Однако, вопреки видимости, от папы отвернулись не все. Священника в Caffè dei Crociferi принудили к проповеди в пользу республики, пригрозив избить. В конце апреля в Трастевере убили священнослужителя за осуждение нового режима [120]. Многие ждали возвращения папы, что не мешало им желать реформ. После бегства Пия в Гаэту зимой 1848 года остатки его правительства отправились на юг в тщетной попытке его вернуть. Однако на выборах 1849 года голосов многих сторонников папы не будет слышно, так как Пий из своего убежища назвал выборы незаконными и пригрозил отлучить всех, кто примет в них участие [121]. Теперь во дворце Канчеллерия заседало правительство, состоящее из врачей, профессоров, коммерсантов, юристов и писателей. Снаружи дворец защищали баррикады из разломанных карет римских кардиналов [122].

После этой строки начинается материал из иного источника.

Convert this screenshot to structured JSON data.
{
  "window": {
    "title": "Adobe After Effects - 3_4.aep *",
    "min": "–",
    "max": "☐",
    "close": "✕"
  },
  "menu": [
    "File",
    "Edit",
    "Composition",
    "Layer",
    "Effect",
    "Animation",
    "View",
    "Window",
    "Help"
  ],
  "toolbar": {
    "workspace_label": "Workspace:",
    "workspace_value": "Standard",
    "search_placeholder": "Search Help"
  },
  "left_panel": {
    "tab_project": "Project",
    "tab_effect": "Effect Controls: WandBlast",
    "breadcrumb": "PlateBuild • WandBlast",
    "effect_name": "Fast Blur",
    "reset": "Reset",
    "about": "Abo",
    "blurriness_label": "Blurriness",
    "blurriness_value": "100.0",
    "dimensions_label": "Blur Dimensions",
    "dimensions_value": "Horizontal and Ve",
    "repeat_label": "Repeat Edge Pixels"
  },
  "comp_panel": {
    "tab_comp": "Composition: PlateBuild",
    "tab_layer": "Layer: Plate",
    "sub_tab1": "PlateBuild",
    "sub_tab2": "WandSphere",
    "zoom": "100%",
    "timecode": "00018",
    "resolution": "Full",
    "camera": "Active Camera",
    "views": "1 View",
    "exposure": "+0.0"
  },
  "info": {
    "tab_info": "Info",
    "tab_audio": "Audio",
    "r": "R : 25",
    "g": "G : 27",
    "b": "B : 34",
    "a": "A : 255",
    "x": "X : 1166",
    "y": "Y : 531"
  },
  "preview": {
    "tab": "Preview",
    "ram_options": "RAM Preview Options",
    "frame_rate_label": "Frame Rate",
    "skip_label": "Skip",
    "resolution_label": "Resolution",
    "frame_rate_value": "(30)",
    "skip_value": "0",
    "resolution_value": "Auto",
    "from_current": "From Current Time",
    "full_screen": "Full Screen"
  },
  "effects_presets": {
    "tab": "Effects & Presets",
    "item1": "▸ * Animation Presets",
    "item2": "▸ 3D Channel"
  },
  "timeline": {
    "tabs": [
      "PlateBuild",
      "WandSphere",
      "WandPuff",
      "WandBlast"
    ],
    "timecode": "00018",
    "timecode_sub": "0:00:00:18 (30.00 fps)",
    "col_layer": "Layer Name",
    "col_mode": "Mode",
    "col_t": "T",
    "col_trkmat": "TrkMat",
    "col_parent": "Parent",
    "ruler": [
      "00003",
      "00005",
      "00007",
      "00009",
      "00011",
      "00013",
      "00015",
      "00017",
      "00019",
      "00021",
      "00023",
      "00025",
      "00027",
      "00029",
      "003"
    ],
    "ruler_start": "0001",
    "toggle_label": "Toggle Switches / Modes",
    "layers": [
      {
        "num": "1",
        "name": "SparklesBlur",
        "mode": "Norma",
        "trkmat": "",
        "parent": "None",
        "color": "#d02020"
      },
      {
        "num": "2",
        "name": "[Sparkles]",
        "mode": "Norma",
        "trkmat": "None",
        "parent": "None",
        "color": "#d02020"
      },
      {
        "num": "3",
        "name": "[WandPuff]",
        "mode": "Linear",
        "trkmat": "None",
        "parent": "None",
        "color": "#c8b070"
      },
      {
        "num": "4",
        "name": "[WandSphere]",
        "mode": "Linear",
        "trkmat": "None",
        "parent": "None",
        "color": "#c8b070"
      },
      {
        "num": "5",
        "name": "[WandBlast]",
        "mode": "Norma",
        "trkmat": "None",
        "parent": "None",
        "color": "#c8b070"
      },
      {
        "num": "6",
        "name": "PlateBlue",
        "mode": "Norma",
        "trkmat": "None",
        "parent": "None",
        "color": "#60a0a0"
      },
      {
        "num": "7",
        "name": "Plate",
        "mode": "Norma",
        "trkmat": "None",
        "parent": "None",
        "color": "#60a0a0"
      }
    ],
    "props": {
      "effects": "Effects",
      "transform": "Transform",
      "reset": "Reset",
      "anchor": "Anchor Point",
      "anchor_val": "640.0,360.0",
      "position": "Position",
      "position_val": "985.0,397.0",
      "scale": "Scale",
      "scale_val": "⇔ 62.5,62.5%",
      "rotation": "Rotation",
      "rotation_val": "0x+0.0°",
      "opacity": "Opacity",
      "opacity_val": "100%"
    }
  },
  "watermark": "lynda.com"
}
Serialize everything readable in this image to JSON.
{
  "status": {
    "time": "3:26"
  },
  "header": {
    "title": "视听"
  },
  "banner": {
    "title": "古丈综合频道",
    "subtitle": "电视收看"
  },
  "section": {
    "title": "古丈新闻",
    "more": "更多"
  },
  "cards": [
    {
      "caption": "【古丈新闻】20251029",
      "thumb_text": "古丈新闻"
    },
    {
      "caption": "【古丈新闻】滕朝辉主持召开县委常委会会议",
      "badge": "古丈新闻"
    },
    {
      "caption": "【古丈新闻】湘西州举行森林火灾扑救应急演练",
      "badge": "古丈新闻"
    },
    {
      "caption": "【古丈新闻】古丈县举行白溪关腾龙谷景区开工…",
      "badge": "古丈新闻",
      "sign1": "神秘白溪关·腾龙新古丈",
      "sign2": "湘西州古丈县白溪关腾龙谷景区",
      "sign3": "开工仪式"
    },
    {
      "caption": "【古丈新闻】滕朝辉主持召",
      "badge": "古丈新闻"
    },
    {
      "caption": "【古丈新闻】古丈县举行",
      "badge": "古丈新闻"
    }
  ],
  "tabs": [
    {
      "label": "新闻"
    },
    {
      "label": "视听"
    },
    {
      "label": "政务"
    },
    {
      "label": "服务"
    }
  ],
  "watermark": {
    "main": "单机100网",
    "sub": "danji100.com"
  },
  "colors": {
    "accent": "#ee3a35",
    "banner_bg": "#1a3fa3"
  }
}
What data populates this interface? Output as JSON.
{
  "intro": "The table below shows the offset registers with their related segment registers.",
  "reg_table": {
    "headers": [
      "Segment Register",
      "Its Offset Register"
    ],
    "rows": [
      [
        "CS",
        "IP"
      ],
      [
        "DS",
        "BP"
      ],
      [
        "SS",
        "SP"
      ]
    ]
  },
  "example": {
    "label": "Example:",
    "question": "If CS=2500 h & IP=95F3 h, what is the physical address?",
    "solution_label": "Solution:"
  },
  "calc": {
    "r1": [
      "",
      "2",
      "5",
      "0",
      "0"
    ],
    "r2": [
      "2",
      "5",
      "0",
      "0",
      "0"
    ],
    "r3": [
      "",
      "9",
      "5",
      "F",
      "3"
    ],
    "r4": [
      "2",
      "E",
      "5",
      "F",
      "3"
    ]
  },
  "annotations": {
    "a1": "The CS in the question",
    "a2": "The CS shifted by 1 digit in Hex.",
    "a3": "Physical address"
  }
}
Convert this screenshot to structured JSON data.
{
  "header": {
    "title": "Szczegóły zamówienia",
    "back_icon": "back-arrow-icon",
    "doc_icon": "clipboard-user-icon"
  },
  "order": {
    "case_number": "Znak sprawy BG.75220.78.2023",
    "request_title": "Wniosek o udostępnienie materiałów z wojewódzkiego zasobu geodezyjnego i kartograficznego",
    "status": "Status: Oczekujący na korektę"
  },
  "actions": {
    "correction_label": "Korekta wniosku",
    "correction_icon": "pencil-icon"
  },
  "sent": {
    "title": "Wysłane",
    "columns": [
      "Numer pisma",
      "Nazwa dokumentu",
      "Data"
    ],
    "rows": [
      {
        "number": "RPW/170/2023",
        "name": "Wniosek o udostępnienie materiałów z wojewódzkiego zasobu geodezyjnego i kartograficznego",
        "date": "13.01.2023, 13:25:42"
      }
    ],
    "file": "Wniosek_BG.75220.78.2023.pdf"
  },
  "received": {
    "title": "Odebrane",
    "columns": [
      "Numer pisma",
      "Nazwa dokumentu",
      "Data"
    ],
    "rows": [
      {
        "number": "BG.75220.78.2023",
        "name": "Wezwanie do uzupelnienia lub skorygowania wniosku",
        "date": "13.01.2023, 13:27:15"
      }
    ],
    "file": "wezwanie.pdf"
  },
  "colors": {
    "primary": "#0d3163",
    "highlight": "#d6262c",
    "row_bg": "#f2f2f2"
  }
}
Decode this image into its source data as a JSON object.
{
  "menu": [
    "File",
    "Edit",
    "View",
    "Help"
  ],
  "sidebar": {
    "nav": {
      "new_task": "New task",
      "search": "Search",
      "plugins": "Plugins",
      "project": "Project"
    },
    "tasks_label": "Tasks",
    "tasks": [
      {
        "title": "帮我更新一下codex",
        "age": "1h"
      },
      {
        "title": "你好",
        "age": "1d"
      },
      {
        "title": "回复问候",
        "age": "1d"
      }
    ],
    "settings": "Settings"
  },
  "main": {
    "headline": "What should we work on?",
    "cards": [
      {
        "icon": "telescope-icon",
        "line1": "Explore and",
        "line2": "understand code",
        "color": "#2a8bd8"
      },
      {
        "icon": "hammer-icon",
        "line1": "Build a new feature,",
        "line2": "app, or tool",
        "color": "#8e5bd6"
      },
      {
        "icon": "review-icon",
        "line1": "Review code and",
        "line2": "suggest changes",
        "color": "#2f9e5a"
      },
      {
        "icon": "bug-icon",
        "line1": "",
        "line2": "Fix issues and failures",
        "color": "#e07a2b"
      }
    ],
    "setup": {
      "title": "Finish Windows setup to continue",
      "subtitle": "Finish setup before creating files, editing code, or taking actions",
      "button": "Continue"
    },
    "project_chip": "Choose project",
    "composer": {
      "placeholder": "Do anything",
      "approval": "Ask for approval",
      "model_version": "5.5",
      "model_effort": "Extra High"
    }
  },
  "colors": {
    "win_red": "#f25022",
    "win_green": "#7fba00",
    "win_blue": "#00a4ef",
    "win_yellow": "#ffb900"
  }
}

Для Мадзини это был новый Рим, народный город. Но значение папы для католиков всего мира никуда не делось. В испанских кортесах один политик предостерег, что устранение Пия приведет чуть ли не к «крушению европейской цивилизации», и сказал, что «необходимо, чтобы римский владыка вернулся в Рим, иначе не устоит ни один камень» [123]. 30 марта 1849 года в дело вступили представители Неаполя, Испании, Франции и Австрии, встретившиеся в Гаэте с беглой папской курией для обсуждения способов возвращения Пия в Рим. Французский посол следил, чтобы в комнате Пия в Квиринальском дворце не гас свет. Президент Второй республики Луи-Наполеон (1848–1870 гг.) согласился, чтобы папу вернули в Рим его подданные.
25 апреля десятитысячная французская армия высадилась в Чевитавеккье, чтобы сломить республику. У ее командиров не было сомнения, что они справятся с молодым римским государством. Но уже через два дня их перспективы выглядели далеко не так радужно: город затопили толпы, кричавшие: «Он пришел, он пришел!» [124]. В город въехал на белом коне недавно избранный главнокомандующим республики Джузеппе Гарибальди во главе «дикарского вида воинов в конических шляпах с черным оперением, с изможденными пыльными лицами, с клочковатыми бородами» [125]. К 29 апреля они подняли Рим в ружье. Святыня у всех была теперь одна – республика. Гарибальди выгнал монахинь из ренессансной обители в саду Вилла-Ланте на холме Яникул, построенной Джулио Романо, чтобы устроить там военную базу стратегического значения [126]. На куполе базилики Святого Петра появился наблюдательный пункт; в палаццо Корсини на берегу Тибра расположились войска [127]. Через день французы нанесли удар, столкнувшись у подножия холма с заслоном из жителей Трастевере. Разношерстным республиканским силам удалось оттеснить французов обратно к морю.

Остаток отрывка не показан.